Мотылька потащило ко мне, но пальцы его не выдержали, разжались, и вырванное из них кольцо зазвенело по коридору следом за первым проводником.

По броне снова ударили пули, высекая из нее яркие вспышки – это первый обезоруженный снова схватился за винтовку. Свинец не способен был победить слой супер-Света ни при каких раскладах, и, пока враг этого не понял, я быстрым шагом подошел к нему и взмахнул ножом, рассекая винтовку в его руках на две части. Потом так же поступил со вторым, который даже не успел схватиться за свое оружие.

А потом заставил цепь сложиться в несколько раз и затвердеть, превращаясь в некое подобие дубинки. И этой дубинкой я от души врезал по шлему противника. Раздался громкий треск, и шлем промялся под ударом, а противник, как подкошенный, рухнул.

Я обернулся ко второму, замахнулся и на него тоже, но он внезапно вскинул вверх сложенные ладонь к ладони выпрямленные руки, и не достигший цели удар скользнул по одной из них, как по пологому скату. Я дернул оружие обратно к себе, но мотылек уже опустил руки, зажимая мое запястье между локтем и боком, и занес вторую руку для удара.

Я спокойно принял удар в маску – он же не знал, что бьет все равно что в бетонный монолит. Пока мотылек, охнув, тряс отбитыми пальцами, я освободил цепь и слегка шевельнул рукой, заставляя ее взлететь в воздух и перехлестнуть через плечо противника.
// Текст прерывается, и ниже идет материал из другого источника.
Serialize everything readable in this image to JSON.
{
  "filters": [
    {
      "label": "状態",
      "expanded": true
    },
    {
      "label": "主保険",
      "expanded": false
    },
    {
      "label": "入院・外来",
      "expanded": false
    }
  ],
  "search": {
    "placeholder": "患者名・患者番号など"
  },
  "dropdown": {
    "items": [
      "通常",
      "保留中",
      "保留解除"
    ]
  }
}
Перехватил нож другой рукой, заключая мотылька в кольцо из цепи, шагнул вбок и потянул, подсекая ему опорную ногу.

Мотылек растянулся на полу в полу-шпагате, и я, уже не миндальничая, всадил ему колено в лицо, закрытое маской. Колено, конечно же, было защищено световой броней, и маска ей помешать не смогла – смялась и треснула, как детская игрушка под колесами самосвала. Мотылек еще раз дернулся, а потом завалился на бок и отрубился.

Я огляделся. Вокруг никого больше не было. Ни светлячков, ни мотыльков. В небольшом по площади круглом помещении, всего убранства в котором был лишь круглый стол с несколькими компьютерами и стопками исписанной бумаги, был лишь я один.

Зато вот вверх это помещение уходило очень даже высоко. Я словно оказался на дне башни, несколько ярусов которой представляли собой балконы, нависающие друг над другом. И дно при этом располагалось не в центре окружности башни, а смещенное к ее границе и касающееся ее. Судя по всему, это какое-то помещение вроде концентрационного блока, в котором собирают в группы разных людей с разных ярусов, прежде чем вывести их в ноктус. Как раз и компьютеры и бумага нужны для того же самого – чтобы вести учет.

На противоположном от меня конце помещения была видна лестница на верхние ярусы, и я быстро обежал их взглядом.

– Это Лайт, доложить. – велел я в микрофон. – Кто на каком ярусе, как обстановка?

– Лиз, второй этаж, сопротивления нет!

– Фи, третий, сопротивление минимальное.

– Вал, четвертый, тут жарко!

– Понял, Вал, иду! – бросил я и побежал к лестнице.

Четвертый ярус был самым верхним, а значит именно на нем располагался пункт охраны и логично, что именно там должно быть максимальное количество охраны. Кроме того, сейчас наступала как раз самая сложная часть операции – когда отвлеченные на беспорядки у стены охранники должны были получить информацию о том, что на территории центра изоляции посторонние, и надо срочно возвращаться. Так что надо торопиться, если мы не хотим увязнуть в бою со всеми местными мотыльками разом.

Я взлетел на четвертый ярус, не пользуясь лестницей – с помощью клинка, который послушно вытянулся до самого верха. Перелетев через перила, я побежал вперед по коридору, стены которому заменяли ряды камер. Какие-то из них были пусты, в других виднелись люди, кто с интересом, а кто и со страхом взирающие на меня из глубины каменных мешков. Все они были одеты в одинаковые оранжевые робы, только номера на грудных металлических пластинах различались. И, несмотря на то, что камеры были открыты (прошедшие передо мной девчонки исправно выполняли указание открывать их все, до каких только дотянутся), выходить из них как будто бы никто не спешил.